Recent advances in LiDAR 3D detection have demonstrated the effectiveness of Transformer-based frameworks in capturing the global dependencies from point cloud spaces, which serialize the 3D voxels into the flattened 1D sequence for iterative self-attention. However, the spatial structure of 3D voxels will be inevitably destroyed during the serialization process. Besides, due to the considerable number of 3D voxels and quadratic complexity of Transformers, multiple sequences are grouped before feeding to Transformers, leading to a limited receptive field. Inspired by the impressive performance of State Space Models (SSM) achieved in the field of 2D vision tasks, in this paper, we propose a novel Unified Mamba (UniMamba), which seamlessly integrates the merits of 3D convolution and SSM in a concise multi-head manner, aiming to perform "local and global" spatial context aggregation efficiently and simultaneously. Specifically, a UniMamba block is designed which mainly consists of spatial locality modeling, complementary Z-order serialization and local-global sequential aggregator. The spatial locality modeling module integrates 3D submanifold convolution to capture the dynamic spatial position embedding before serialization. Then the efficient Z-order curve is adopted for serialization both horizontally and vertically. Furthermore, the local-global sequential aggregator adopts the channel grouping strategy to efficiently encode both "local and global" spatial inter-dependencies using multi-head SSM. Additionally, an encoder-decoder architecture with stacked UniMamba blocks is formed to facilitate multi-scale spatial learning hierarchically. Extensive experiments are conducted on three popular datasets: nuScenes, Waymo and Argoverse 2. Particularly, our UniMamba achieves 70.2 mAP on the nuScenes dataset.

Paper Structure

This paper contains 25 sections, 7 equations, 4 figures, 10 tables.

Figures (4)

  • Figure 1: Comparison of different 3D backbones. (a) Transformer-based backbone using local window grouping. (b) SSM-based backbone using global sequence grouping. (c) Our proposed UniMamba backbone using channel-wise local-global grouping.

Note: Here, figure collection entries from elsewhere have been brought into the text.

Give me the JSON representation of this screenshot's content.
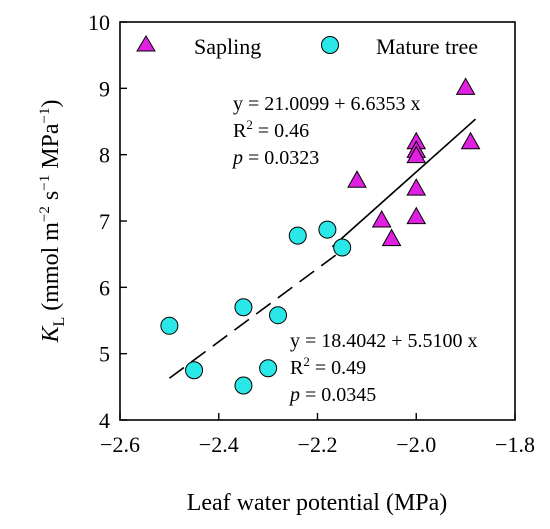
{
  "chart_data": {
    "type": "scatter",
    "xlabel": "Leaf water potential (MPa)",
    "ylabel": {
      "prefix": "K",
      "sub": "L",
      "unit_open": " (mmol m",
      "exp1": "−2",
      "unit_mid1": " s",
      "exp2": "−1",
      "unit_mid2": " MPa",
      "exp3": "−1",
      "unit_close": ")"
    },
    "xlim": [
      -2.6,
      -1.8
    ],
    "ylim": [
      4,
      10
    ],
    "x_ticks": [
      -2.6,
      -2.4,
      -2.2,
      -2.0,
      -1.8
    ],
    "x_tick_labels": [
      "−2.6",
      "−2.4",
      "−2.2",
      "−2.0",
      "−1.8"
    ],
    "y_ticks": [
      4,
      5,
      6,
      7,
      8,
      9,
      10
    ],
    "y_tick_labels": [
      "4",
      "5",
      "6",
      "7",
      "8",
      "9",
      "10"
    ],
    "grid": false,
    "legend_position": "top",
    "series": [
      {
        "name": "Sapling",
        "marker": "triangle",
        "color": "#e020e0",
        "points": [
          {
            "x": -1.9,
            "y": 9.0
          },
          {
            "x": -1.89,
            "y": 8.18
          },
          {
            "x": -2.0,
            "y": 8.18
          },
          {
            "x": -2.0,
            "y": 8.05
          },
          {
            "x": -2.0,
            "y": 7.97
          },
          {
            "x": -2.12,
            "y": 7.6
          },
          {
            "x": -2.0,
            "y": 7.48
          },
          {
            "x": -2.0,
            "y": 7.05
          },
          {
            "x": -2.07,
            "y": 7.0
          },
          {
            "x": -2.05,
            "y": 6.72
          }
        ],
        "fit": {
          "x_range": [
            -2.17,
            -1.88
          ],
          "line_style": "solid",
          "equation": "y = 21.0099 + 6.6353 x",
          "r2_label": "R",
          "r2_sup": "2",
          "r2_value": " = 0.46",
          "p_label": "p",
          "p_value": " = 0.0323"
        }
      },
      {
        "name": "Mature tree",
        "marker": "circle",
        "color": "#2be8e8",
        "points": [
          {
            "x": -2.18,
            "y": 6.87
          },
          {
            "x": -2.24,
            "y": 6.78
          },
          {
            "x": -2.15,
            "y": 6.6
          },
          {
            "x": -2.35,
            "y": 5.7
          },
          {
            "x": -2.28,
            "y": 5.58
          },
          {
            "x": -2.5,
            "y": 5.42
          },
          {
            "x": -2.45,
            "y": 4.75
          },
          {
            "x": -2.3,
            "y": 4.78
          },
          {
            "x": -2.35,
            "y": 4.52
          }
        ],
        "fit": {
          "x_range": [
            -2.5,
            -2.16
          ],
          "line_style": "dashed",
          "equation": "y = 18.4042 + 5.5100 x",
          "r2_label": "R",
          "r2_sup": "2",
          "r2_value": " = 0.49",
          "p_label": "p",
          "p_value": " = 0.0345"
        }
      }
    ]
  }
}
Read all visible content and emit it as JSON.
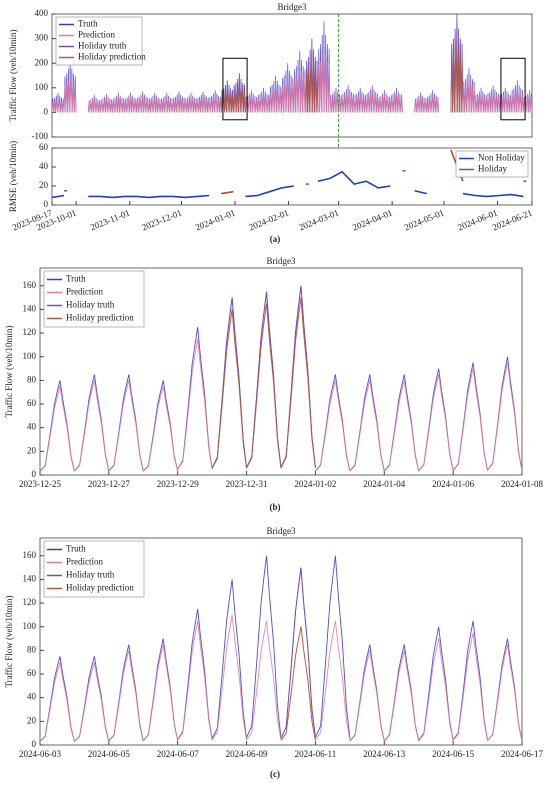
{
  "chart_data": [
    {
      "type": "line",
      "title": "Bridge3",
      "ylabel": "Traffic Flow (veh/10min)",
      "x": [
        "2023-09-17",
        "2023-09-24",
        "2023-10-01",
        "2023-10-08",
        "2023-10-15",
        "2023-10-22",
        "2023-10-29",
        "2023-11-05",
        "2023-11-12",
        "2023-11-19",
        "2023-11-26",
        "2023-12-03",
        "2023-12-10",
        "2023-12-17",
        "2023-12-24",
        "2023-12-31",
        "2024-01-07",
        "2024-01-14",
        "2024-01-21",
        "2024-01-28",
        "2024-02-04",
        "2024-02-11",
        "2024-02-18",
        "2024-02-25",
        "2024-03-03",
        "2024-03-10",
        "2024-03-17",
        "2024-03-24",
        "2024-03-31",
        "2024-04-07",
        "2024-04-14",
        "2024-04-21",
        "2024-04-28",
        "2024-05-05",
        "2024-05-12",
        "2024-05-19",
        "2024-05-26",
        "2024-06-02",
        "2024-06-09",
        "2024-06-16"
      ],
      "series": [
        {
          "name": "Truth",
          "color": "#3a3ad6",
          "values": [
            80,
            210,
            null,
            70,
            75,
            80,
            80,
            85,
            80,
            80,
            85,
            80,
            85,
            90,
            130,
            160,
            90,
            100,
            150,
            200,
            250,
            300,
            370,
            100,
            110,
            100,
            110,
            90,
            100,
            null,
            80,
            90,
            null,
            400,
            180,
            100,
            110,
            100,
            130,
            90
          ]
        },
        {
          "name": "Prediction",
          "color": "#e87a9a",
          "values": [
            60,
            160,
            null,
            60,
            65,
            70,
            70,
            70,
            70,
            70,
            70,
            70,
            70,
            75,
            100,
            120,
            80,
            85,
            120,
            160,
            200,
            230,
            280,
            85,
            95,
            85,
            95,
            80,
            85,
            null,
            70,
            75,
            null,
            300,
            150,
            85,
            95,
            85,
            110,
            80
          ]
        },
        {
          "name": "Holiday truth",
          "color": "#7a4ab0",
          "values": [
            null,
            null,
            null,
            null,
            null,
            null,
            null,
            null,
            null,
            null,
            null,
            null,
            null,
            null,
            130,
            160,
            null,
            null,
            null,
            null,
            null,
            300,
            null,
            null,
            null,
            null,
            null,
            null,
            null,
            null,
            null,
            null,
            null,
            400,
            null,
            null,
            null,
            null,
            null,
            null
          ]
        },
        {
          "name": "Holiday prediction",
          "color": "#b05a3a",
          "values": [
            null,
            null,
            null,
            null,
            null,
            null,
            null,
            null,
            null,
            null,
            null,
            null,
            null,
            null,
            100,
            120,
            null,
            null,
            null,
            null,
            null,
            230,
            null,
            null,
            null,
            null,
            null,
            null,
            null,
            null,
            null,
            null,
            null,
            300,
            null,
            null,
            null,
            null,
            null,
            null
          ]
        }
      ],
      "xlim": [
        "2023-09-17",
        "2024-06-21"
      ],
      "ylim": [
        -100,
        400
      ],
      "yticks": [
        -100,
        0,
        100,
        200,
        300,
        400
      ],
      "vline": "2024-03-01",
      "highlights": [
        [
          "2023-12-25",
          "2024-01-08"
        ],
        [
          "2024-06-03",
          "2024-06-17"
        ]
      ],
      "legend": "upper left"
    },
    {
      "type": "line",
      "ylabel": "RMSE (veh/10min)",
      "label": "(a)",
      "x": [
        "2023-09-17",
        "2023-09-24",
        "2023-10-01",
        "2023-10-08",
        "2023-10-15",
        "2023-10-22",
        "2023-10-29",
        "2023-11-05",
        "2023-11-12",
        "2023-11-19",
        "2023-11-26",
        "2023-12-03",
        "2023-12-10",
        "2023-12-17",
        "2023-12-24",
        "2023-12-31",
        "2024-01-07",
        "2024-01-14",
        "2024-01-21",
        "2024-01-28",
        "2024-02-04",
        "2024-02-11",
        "2024-02-18",
        "2024-02-25",
        "2024-03-03",
        "2024-03-10",
        "2024-03-17",
        "2024-03-24",
        "2024-03-31",
        "2024-04-07",
        "2024-04-14",
        "2024-04-21",
        "2024-04-28",
        "2024-05-05",
        "2024-05-12",
        "2024-05-19",
        "2024-05-26",
        "2024-06-02",
        "2024-06-09",
        "2024-06-16"
      ],
      "series": [
        {
          "name": "Non Holiday",
          "color": "#1f3fbf",
          "values": [
            8,
            10,
            null,
            9,
            9,
            8,
            9,
            9,
            8,
            9,
            9,
            8,
            9,
            10,
            null,
            null,
            9,
            10,
            14,
            18,
            20,
            null,
            25,
            28,
            35,
            22,
            25,
            18,
            20,
            null,
            15,
            12,
            null,
            null,
            12,
            10,
            9,
            10,
            11,
            9
          ]
        },
        {
          "name": "Holiday",
          "color": "#a0522d",
          "values": [
            null,
            15,
            null,
            null,
            null,
            null,
            null,
            null,
            null,
            null,
            null,
            null,
            null,
            null,
            12,
            14,
            null,
            null,
            null,
            null,
            null,
            22,
            null,
            null,
            null,
            null,
            null,
            null,
            null,
            36,
            null,
            null,
            null,
            58,
            25,
            null,
            null,
            null,
            null,
            25
          ]
        }
      ],
      "xlim": [
        "2023-09-17",
        "2024-06-21"
      ],
      "ylim": [
        0,
        60
      ],
      "yticks": [
        0,
        20,
        40,
        60
      ],
      "xticks": [
        "2023-09-17",
        "2023-10-01",
        "2023-11-01",
        "2023-12-01",
        "2024-01-01",
        "2024-02-01",
        "2024-03-01",
        "2024-04-01",
        "2024-05-01",
        "2024-06-01",
        "2024-06-21"
      ],
      "legend": "upper right"
    },
    {
      "type": "line",
      "title": "Bridge3",
      "ylabel": "Traffic Flow (veh/10min)",
      "label": "(b)",
      "x": [
        "2023-12-25",
        "2023-12-26",
        "2023-12-27",
        "2023-12-28",
        "2023-12-29",
        "2023-12-30",
        "2023-12-31",
        "2024-01-01",
        "2024-01-02",
        "2024-01-03",
        "2024-01-04",
        "2024-01-05",
        "2024-01-06",
        "2024-01-07"
      ],
      "series": [
        {
          "name": "Truth",
          "color": "#3a3ad6",
          "values": [
            80,
            85,
            85,
            80,
            125,
            150,
            155,
            160,
            85,
            85,
            85,
            90,
            95,
            100
          ]
        },
        {
          "name": "Prediction",
          "color": "#e87a9a",
          "values": [
            75,
            80,
            80,
            75,
            115,
            140,
            145,
            150,
            80,
            80,
            80,
            85,
            90,
            95
          ]
        },
        {
          "name": "Holiday truth",
          "color": "#7a4ab0",
          "values": [
            null,
            null,
            null,
            null,
            null,
            150,
            155,
            160,
            null,
            null,
            null,
            null,
            null,
            null
          ]
        },
        {
          "name": "Holiday prediction",
          "color": "#b05a3a",
          "values": [
            null,
            null,
            null,
            null,
            null,
            140,
            145,
            150,
            null,
            null,
            null,
            null,
            null,
            null
          ]
        }
      ],
      "xlim": [
        "2023-12-25",
        "2024-01-08"
      ],
      "ylim": [
        0,
        175
      ],
      "yticks": [
        0,
        20,
        40,
        60,
        80,
        100,
        120,
        140,
        160
      ],
      "xticks": [
        "2023-12-25",
        "2023-12-27",
        "2023-12-29",
        "2023-12-31",
        "2024-01-02",
        "2024-01-04",
        "2024-01-06",
        "2024-01-08"
      ],
      "legend": "upper left"
    },
    {
      "type": "line",
      "title": "Bridge3",
      "ylabel": "Traffic Flow (veh/10min)",
      "label": "(c)",
      "x": [
        "2024-06-03",
        "2024-06-04",
        "2024-06-05",
        "2024-06-06",
        "2024-06-07",
        "2024-06-08",
        "2024-06-09",
        "2024-06-10",
        "2024-06-11",
        "2024-06-12",
        "2024-06-13",
        "2024-06-14",
        "2024-06-15",
        "2024-06-16"
      ],
      "series": [
        {
          "name": "Truth",
          "color": "#3a3ad6",
          "values": [
            75,
            75,
            85,
            90,
            115,
            140,
            160,
            150,
            160,
            85,
            85,
            100,
            105,
            90
          ]
        },
        {
          "name": "Prediction",
          "color": "#e87a9a",
          "values": [
            70,
            70,
            80,
            85,
            105,
            110,
            105,
            100,
            105,
            80,
            80,
            90,
            95,
            85
          ]
        },
        {
          "name": "Holiday truth",
          "color": "#7a4ab0",
          "values": [
            null,
            null,
            null,
            null,
            null,
            null,
            null,
            150,
            null,
            null,
            null,
            null,
            null,
            null
          ]
        },
        {
          "name": "Holiday prediction",
          "color": "#b05a3a",
          "values": [
            null,
            null,
            null,
            null,
            null,
            null,
            null,
            100,
            null,
            null,
            null,
            null,
            null,
            null
          ]
        }
      ],
      "xlim": [
        "2024-06-03",
        "2024-06-17"
      ],
      "ylim": [
        0,
        175
      ],
      "yticks": [
        0,
        20,
        40,
        60,
        80,
        100,
        120,
        140,
        160
      ],
      "xticks": [
        "2024-06-03",
        "2024-06-05",
        "2024-06-07",
        "2024-06-09",
        "2024-06-11",
        "2024-06-13",
        "2024-06-15",
        "2024-06-17"
      ],
      "legend": "upper left"
    }
  ]
}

  • Figure 1: Visualization comparison of detection results between our UniMamba and SAFDNet zhang2024safdnet on the nuScenes val set. Blue indicates the prediction bounding box and Red indicates the ground-truth bounding box. The superior detection results are best viewed in Red Rectangle.

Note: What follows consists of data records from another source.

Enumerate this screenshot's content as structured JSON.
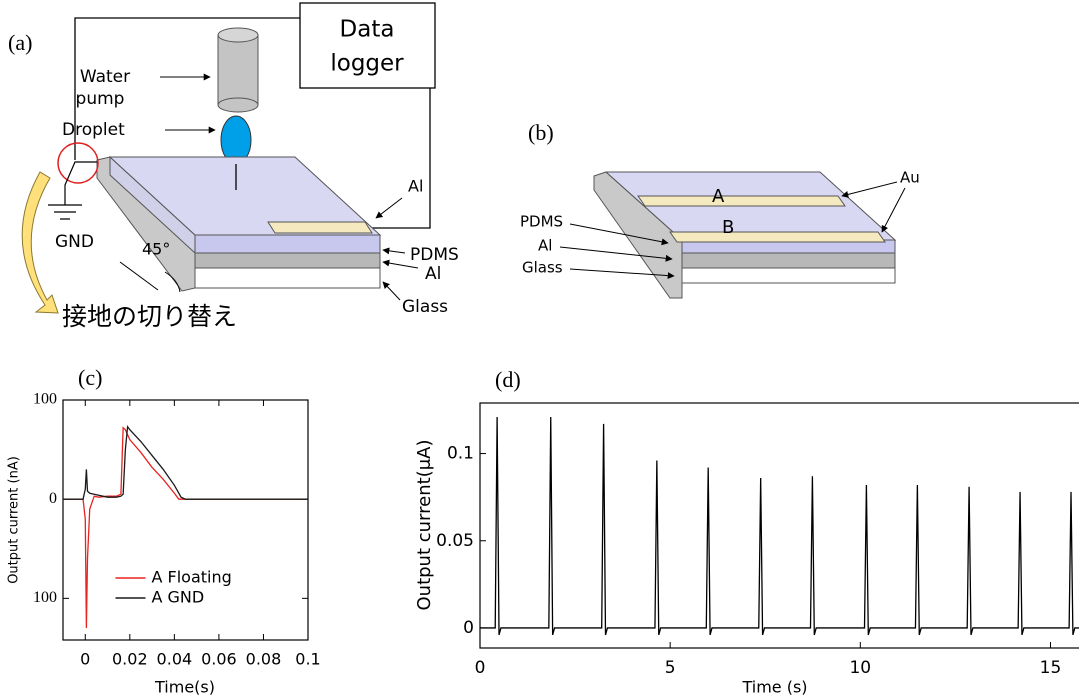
{
  "panels": {
    "a": {
      "label": "(a)",
      "data_logger": [
        "Data",
        "logger"
      ],
      "water_pump": [
        "Water",
        "pump"
      ],
      "droplet": "Droplet",
      "gnd": "GND",
      "angle": "45°",
      "al_electrode": "Al",
      "pdms": "PDMS",
      "al": "Al",
      "glass": "Glass",
      "switch_note": "接地の切り替え"
    },
    "b": {
      "label": "(b)",
      "au": "Au",
      "a": "A",
      "b": "B",
      "pdms": "PDMS",
      "al": "Al",
      "glass": "Glass"
    }
  },
  "chart_data": [
    {
      "type": "line",
      "label": "(c)",
      "x_label": "Time(s)",
      "y_label": "Output current (nA)",
      "xlim": [
        -0.01,
        0.1
      ],
      "ylim": [
        -142,
        100
      ],
      "xticks": [
        0,
        0.02,
        0.04,
        0.06,
        0.08,
        0.1
      ],
      "yticks": [
        {
          "value": -100,
          "label": "100"
        },
        0,
        100
      ],
      "legend": "lower center",
      "x": [
        -0.01,
        -0.005,
        -0.001,
        0,
        0.0005,
        0.001,
        0.002,
        0.004,
        0.006,
        0.01,
        0.014,
        0.016,
        0.017,
        0.018,
        0.019,
        0.02,
        0.025,
        0.03,
        0.035,
        0.04,
        0.042,
        0.043,
        0.045,
        0.05,
        0.06,
        0.07,
        0.08,
        0.09,
        0.1
      ],
      "series": [
        {
          "name": "A Floating",
          "color": "#e8231f",
          "values": [
            0,
            0,
            0,
            -20,
            -130,
            -60,
            -10,
            3,
            2,
            3,
            3,
            5,
            72,
            70,
            65,
            60,
            47,
            32,
            20,
            6,
            0,
            0,
            0,
            0,
            0,
            0,
            0,
            0,
            0
          ]
        },
        {
          "name": "A GND",
          "color": "#1a1a1a",
          "values": [
            0,
            0,
            0,
            10,
            30,
            8,
            6,
            5,
            4,
            2,
            2,
            3,
            5,
            50,
            73,
            70,
            58,
            44,
            30,
            14,
            6,
            2,
            0,
            0,
            0,
            0,
            0,
            0,
            0
          ]
        }
      ]
    },
    {
      "type": "line",
      "label": "(d)",
      "x_label": "Time (s)",
      "y_label": "Output current(μA)",
      "xlim": [
        0,
        15.75
      ],
      "ylim": [
        -0.0115,
        0.129
      ],
      "xticks": [
        0,
        5,
        10,
        15
      ],
      "yticks": [
        0,
        0.05,
        0.1
      ],
      "x": [
        0,
        0.4,
        0.45,
        0.5,
        0.55,
        1.81,
        1.86,
        1.91,
        1.96,
        3.2,
        3.25,
        3.3,
        3.35,
        4.6,
        4.65,
        4.7,
        4.75,
        5.95,
        6.0,
        6.05,
        6.1,
        7.33,
        7.38,
        7.43,
        7.48,
        8.69,
        8.74,
        8.79,
        8.84,
        10.11,
        10.16,
        10.21,
        10.26,
        11.45,
        11.5,
        11.55,
        11.6,
        12.81,
        12.86,
        12.91,
        12.96,
        14.15,
        14.2,
        14.25,
        14.3,
        15.49,
        15.54,
        15.59,
        15.64,
        15.75
      ],
      "series": [
        {
          "color": "#000000",
          "values": [
            0,
            0,
            0.121,
            -0.004,
            0,
            0,
            0.121,
            -0.004,
            0,
            0,
            0.117,
            -0.004,
            0,
            0,
            0.096,
            -0.004,
            0,
            0,
            0.092,
            -0.004,
            0,
            0,
            0.086,
            -0.004,
            0,
            0,
            0.087,
            -0.004,
            0,
            0,
            0.082,
            -0.004,
            0,
            0,
            0.082,
            -0.004,
            0,
            0,
            0.081,
            -0.004,
            0,
            0,
            0.078,
            -0.004,
            0,
            0,
            0.078,
            -0.004,
            0,
            0
          ]
        }
      ]
    }
  ]
}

  • Figure 2: Illustration of our proposed UniMamba backbone, which consists of multiple stages, and each stage includes several UniMamba blocks to encode multi-scale features with an encoder-decoder architecture through down/up-sampling and stacking operations. The UniMamba Block is our core component, which efficiently enables simultaneous extraction and aggregation of local and global contextual information. In UniMamba, We first voxelize the point clouds, then adopt the proposed UniMamba 3D backbone to extract multi-scale rich spatial contextual features. Finally, these enhanced features are fed into a BEV backbone and a detection head for final 3D object detection.

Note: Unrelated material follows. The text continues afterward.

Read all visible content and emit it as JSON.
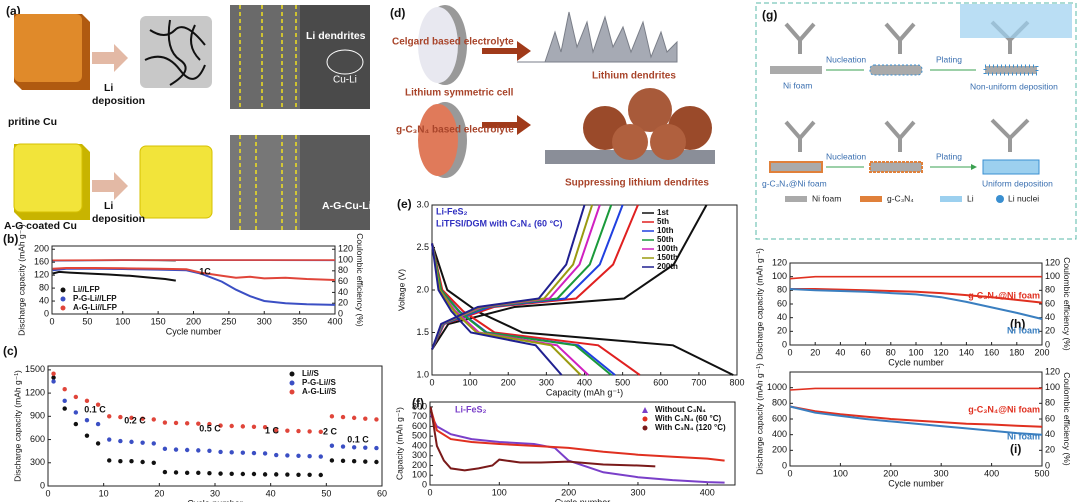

  • Figure 3: Illustration of Local-Global Sequential Aggregator. Local Sequential Encoder (LSE) adopts the bidirectional SSM to handle the multiple 1D groups respectively with the proposed complementary Z-order serialization both vertically and horizontally. Instead, Global Sequential Encoder (GSE) handles a single group without sequence partition to capture the global inter-dependencies. Then the Local-Global Sequential Aggregator (LGSA) combines these two encoders in a multi-head format through channel grouping, which can model both local structure details and global context information simultaneously.